Acuse de recibo
Muy preocupada con el uso y abuso del uniforme escolar en nuestra sociedad está Gladys Hernández, una señora jubilada de las FAR que reside en O’Reilly No. 251, entre Cuba y San Ignacio, en el municipio capitalino de La Habana Vieja.
Gladys tiene ahora más tiempo para observarlo todo, y detecta con asiduidad las distorsiones del uniforme en los alumnos de secundaria básica, preuniversitario y los de tecnológicos:
«Las sayas parecen cualquier cosa menos lo que tienen que ser: unas porque se las ponen más debajo de la cadera y corticas a la vez, apunta. De igual forma, los pantalones de los varones; ahora la moda es enseñar el fajín del calzoncillo, y ponerse el cinto ancho con hebillas más grandes que sus cuerpos. Las blusas y las camisas más cortas no pueden ser; y tan apretadas, que los botones se les quieren saltar».
Gladys no es inflexible y amnésica como para no recordar que en su época de estudiante las muchachas se subían el dobladillo de la saya, y se maquillaban igualmente como si fueran para una fiesta. «Pero al llegar a la escuela había un maestro responsable para ver el porte y aspecto de cada alumno».
Recuerda ella que no podían entrar a clase si no cumplían con los requisitos del uniforme. Y tenían que presentarse con los padres. «No se permitían pulsos, aretes ni pinturas en ojos y labios. Ahora se va a la escuela hasta con MP3 para oír música durante la clase».
Pero enfatiza la lectora que antes existía mucho respeto de ambas partes. Los maestros vestían correctamente para poder exigir lo mismo. Ahora, principalmente maestros muy jóvenes, en ciertos casos visten comoquiera. Y ejemplifica con un caso que presenció: una maestra de la escuela que está en Tejadillo entre San Ignacio y Cuba, en La Habana Vieja, iba con sus alumnos por la calle, y llevaba la blusa hecha un nudo a un lado, enseñando la barriga. «Si queremos rescatar la disciplina en las escuelas —señala—, empecemos por exigir desde más arriba».
Igualmente, considera que tampoco puede relajarse el estricto uso del uniforme en otros organismos, cuerpos e instituciones que, de una forma u otra, representan diferentes rostros de la autoridad. El uniforme es respeto, señala, y no puede llevarse con sortijas y sortijas, cadenas y cadenas, pulsos y pulsos y adornos extravagantes.
«No es por nada —refiere—, pero eso no sucede en las Fuerzas Armadas Revolucionarias, un ejemplo en ese sentido».
Eusebio Roger Álvarez (Avenida 5 No. 1608, entre 16 y 18, Jaruco, Mayabeque) es economista y conoce cómo se forman los precios de venta minorista en el país, y cuán delicado puede ser cualquier aumento sustancial de los mismos en el caso de los alimentos.
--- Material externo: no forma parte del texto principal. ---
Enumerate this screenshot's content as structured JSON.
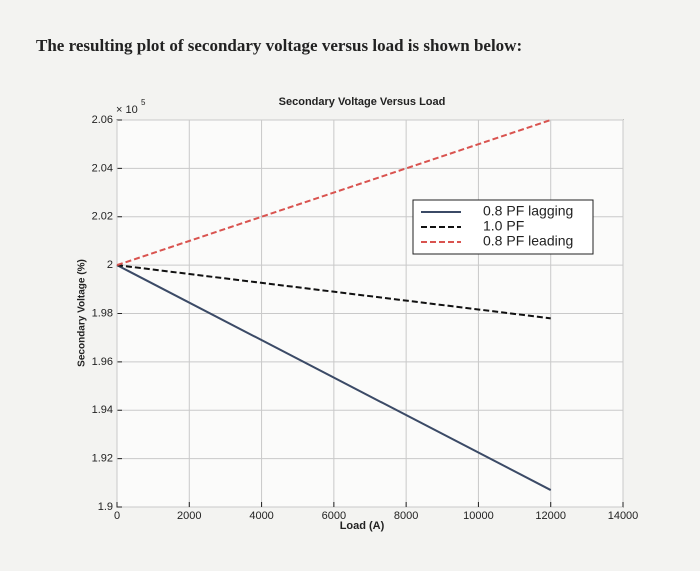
{
  "heading": "The resulting plot of secondary voltage versus load is shown below:",
  "chart_data": {
    "type": "line",
    "title": "Secondary Voltage Versus Load",
    "x_label": "Load (A)",
    "y_label": "Secondary Voltage (%)",
    "y_multiplier": "× 10",
    "y_multiplier_exp": "5",
    "x": [
      0,
      12000
    ],
    "xlim": [
      0,
      14000
    ],
    "xticks": [
      0,
      2000,
      4000,
      6000,
      8000,
      10000,
      12000,
      14000
    ],
    "ylim": [
      1.9,
      2.06
    ],
    "yticks": [
      1.9,
      1.92,
      1.94,
      1.96,
      1.98,
      2,
      2.02,
      2.04,
      2.06
    ],
    "grid": true,
    "legend": "upper right",
    "series": [
      {
        "name": "0.8 PF lagging",
        "color": "#3b4a66",
        "dash": "solid",
        "values": [
          2,
          1.907
        ]
      },
      {
        "name": "1.0 PF",
        "color": "#111111",
        "dash": "dashed",
        "values": [
          2,
          1.978
        ]
      },
      {
        "name": "0.8 PF leading",
        "color": "#d9534f",
        "dash": "dashed",
        "values": [
          2,
          2.06
        ]
      }
    ]
  }
}
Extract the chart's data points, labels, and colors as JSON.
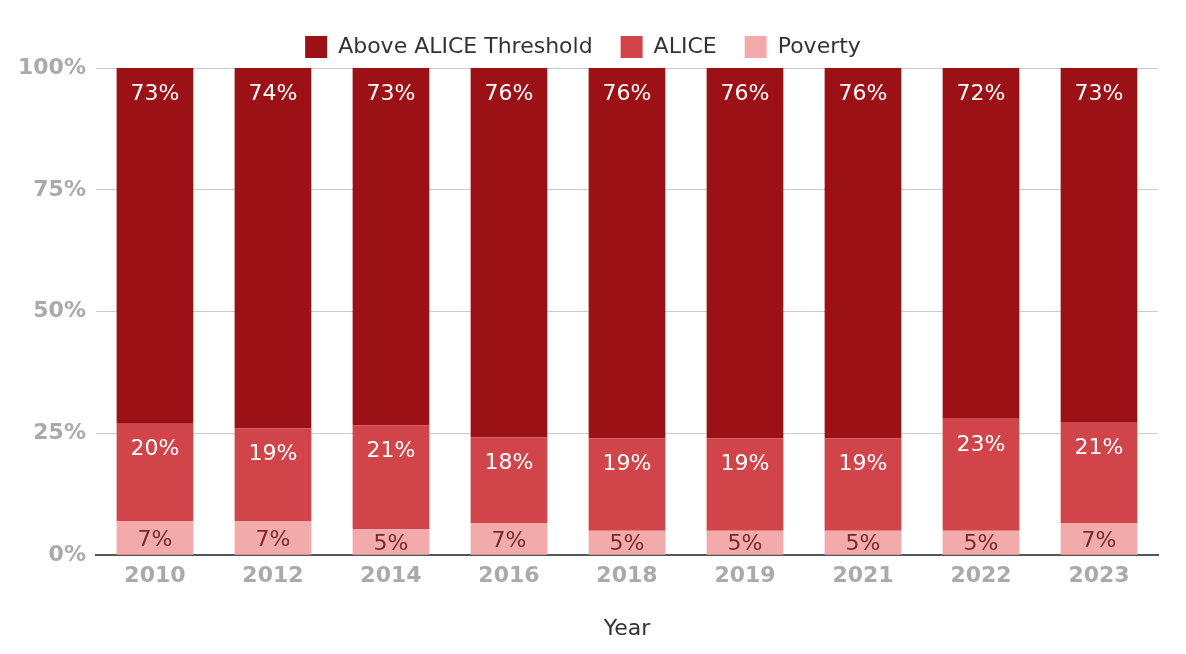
{
  "chart_data": {
    "type": "bar",
    "xlabel": "Year",
    "categories": [
      "2010",
      "2012",
      "2014",
      "2016",
      "2018",
      "2019",
      "2021",
      "2022",
      "2023"
    ],
    "series": [
      {
        "name": "Poverty",
        "color": "#f2aaaa",
        "values": [
          7,
          7,
          5.4,
          6.6,
          5,
          5,
          5,
          5,
          6.6
        ],
        "value_labels": [
          "7%",
          "7%",
          "5%",
          "7%",
          "5%",
          "5%",
          "5%",
          "5%",
          "7%"
        ]
      },
      {
        "name": "ALICE",
        "color": "#d1454a",
        "values": [
          20,
          19,
          21.2,
          17.6,
          19,
          19,
          19,
          23,
          20.6
        ],
        "value_labels": [
          "20%",
          "19%",
          "21%",
          "18%",
          "19%",
          "19%",
          "19%",
          "23%",
          "21%"
        ]
      },
      {
        "name": "Above ALICE Threshold",
        "color": "#9b1116",
        "values": [
          73,
          74,
          73.4,
          75.8,
          76,
          76,
          76,
          72,
          72.8
        ],
        "value_labels": [
          "73%",
          "74%",
          "73%",
          "76%",
          "76%",
          "76%",
          "76%",
          "72%",
          "73%"
        ]
      }
    ],
    "stacked": true,
    "ylim": [
      0,
      100
    ],
    "yticks": [
      {
        "value": 0,
        "label": "0%"
      },
      {
        "value": 25,
        "label": "25%"
      },
      {
        "value": 50,
        "label": "50%"
      },
      {
        "value": 75,
        "label": "75%"
      },
      {
        "value": 100,
        "label": "100%"
      }
    ],
    "grid": "y",
    "legend": "top"
  }
}
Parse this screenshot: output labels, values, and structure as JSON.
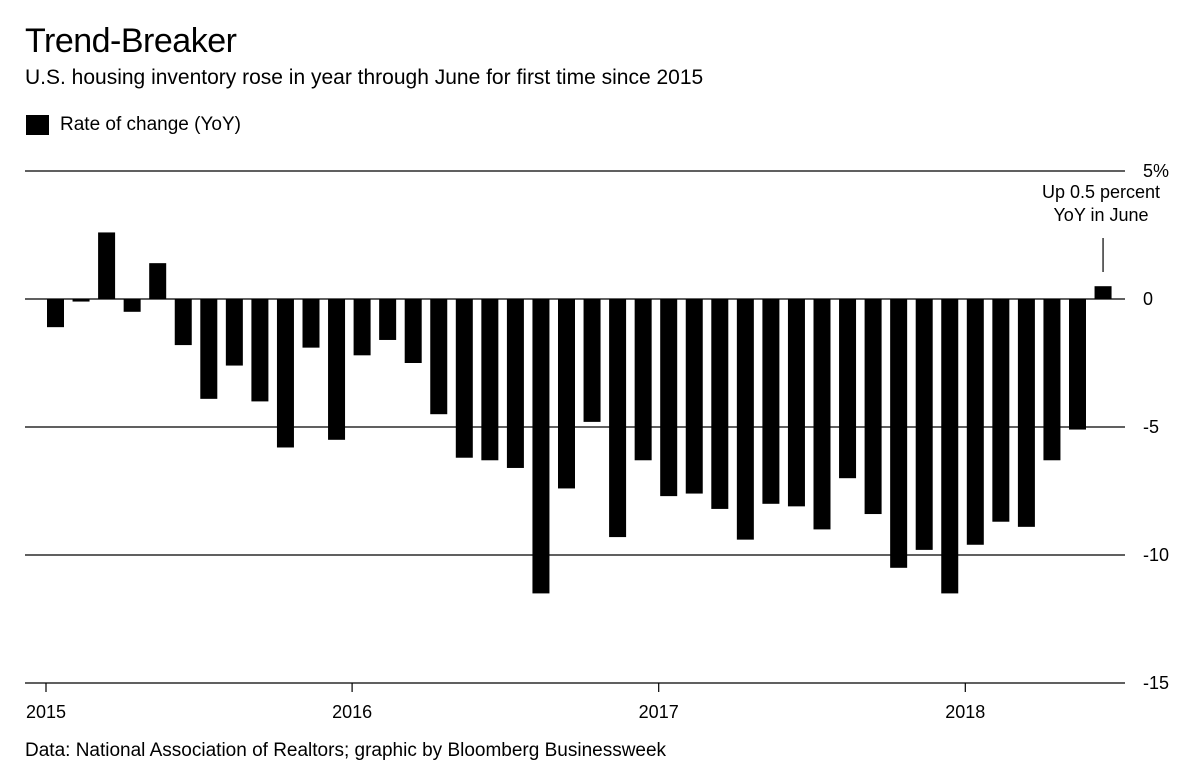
{
  "title": "Trend-Breaker",
  "subtitle": "U.S. housing inventory rose in year through June for first time since 2015",
  "legend_label": "Rate of change (YoY)",
  "source": "Data: National Association of Realtors; graphic by Bloomberg Businessweek",
  "annotation": {
    "line1": "Up 0.5 percent",
    "line2": "YoY in June"
  },
  "colors": {
    "bar": "#000000",
    "grid": "#000000",
    "background": "#ffffff"
  },
  "chart_data": {
    "type": "bar",
    "title": "Trend-Breaker",
    "subtitle": "U.S. housing inventory rose in year through June for first time since 2015",
    "series": [
      {
        "name": "Rate of change (YoY)",
        "dates": [
          "2015-01",
          "2015-02",
          "2015-03",
          "2015-04",
          "2015-05",
          "2015-06",
          "2015-07",
          "2015-08",
          "2015-09",
          "2015-10",
          "2015-11",
          "2015-12",
          "2016-01",
          "2016-02",
          "2016-03",
          "2016-04",
          "2016-05",
          "2016-06",
          "2016-07",
          "2016-08",
          "2016-09",
          "2016-10",
          "2016-11",
          "2016-12",
          "2017-01",
          "2017-02",
          "2017-03",
          "2017-04",
          "2017-05",
          "2017-06",
          "2017-07",
          "2017-08",
          "2017-09",
          "2017-10",
          "2017-11",
          "2017-12",
          "2018-01",
          "2018-02",
          "2018-03",
          "2018-04",
          "2018-05",
          "2018-06"
        ],
        "values": [
          -1.1,
          -0.1,
          2.6,
          -0.5,
          1.4,
          -1.8,
          -3.9,
          -2.6,
          -4.0,
          -5.8,
          -1.9,
          -5.5,
          -2.2,
          -1.6,
          -2.5,
          -4.5,
          -6.2,
          -6.3,
          -6.6,
          -11.5,
          -7.4,
          -4.8,
          -9.3,
          -6.3,
          -7.7,
          -7.6,
          -8.2,
          -9.4,
          -8.0,
          -8.1,
          -9.0,
          -7.0,
          -8.4,
          -10.5,
          -9.8,
          -11.5,
          -9.6,
          -8.7,
          -8.9,
          -6.3,
          -5.1,
          0.5
        ]
      }
    ],
    "x_ticks": [
      "2015",
      "2016",
      "2017",
      "2018"
    ],
    "y_ticks": [
      5,
      0,
      -5,
      -10,
      -15
    ],
    "y_tick_labels": [
      "5%",
      "0",
      "-5",
      "-10",
      "-15"
    ],
    "ylim": [
      -15,
      5
    ],
    "grid": "horizontal",
    "legend_position": "top-left"
  }
}
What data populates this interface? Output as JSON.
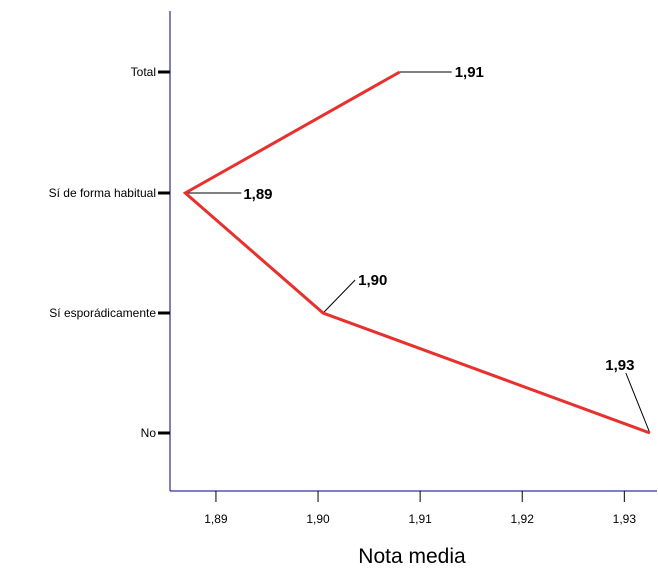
{
  "chart_data": {
    "type": "line",
    "orientation": "horizontal",
    "categories": [
      "Total",
      "Sí de forma habitual",
      "Sí esporádicamente",
      "No"
    ],
    "values": [
      1.908,
      1.887,
      1.9005,
      1.9325
    ],
    "data_labels": [
      "1,91",
      "1,89",
      "1,90",
      "1,93"
    ],
    "x_ticks": [
      "1,89",
      "1,90",
      "1,91",
      "1,92",
      "1,93"
    ],
    "x_tick_values": [
      1.89,
      1.9,
      1.91,
      1.92,
      1.93
    ],
    "xlim": [
      1.8855,
      1.9332
    ],
    "xlabel": "Nota media",
    "ylabel": "",
    "title": "",
    "grid": false,
    "line_color": "#e8302f",
    "frame_color": "#000080"
  }
}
Y como sabe que siempre se ha sido muy cuidadoso en cuanto al incremento de precios de esos productos de primera necesidad, solicita a los especialistas y funcionarios del Comercio explicaciones del por qué, súbitamente, el pasado domingo 27 de noviembre, en la pescadería de esa localidad, el kilogramo de claria, que se vendía a 20 pesos, lo subieron a 32.
Y también pide explicaciones como consumidor del por qué la libra de queso fundido, que antes valía 20 pesos, a partir de ese día se expende a 32.
Aunque los alimentos suben y bajan de precios en cualquier sitio de este mundo como algo natural —algo a lo que no estamos acostumbrados—, Eusebio quiere conocer al menos si es fundamentada el alza con esos dos productos; o si puede haber sido una violación de la política de precios del país, allí en Jaruco. Es saludable esclarecerlo.
Por otra parte, explico que hay cartas de respuesta de determinadas entidades e instituciones a quejas reflejadas aquí, que no se publican porque no son claras y precisas en su redacción y dejan más dudas que certezas.
Así como algunos lectores reflejan vaguedades en sus denuncias, así algunos funcionarios no esclarecen del todo, o dejan margen a confusas interpretaciones, en sus respuestas. Quien no se explica bien, no puede convencer. Palabras son palabras.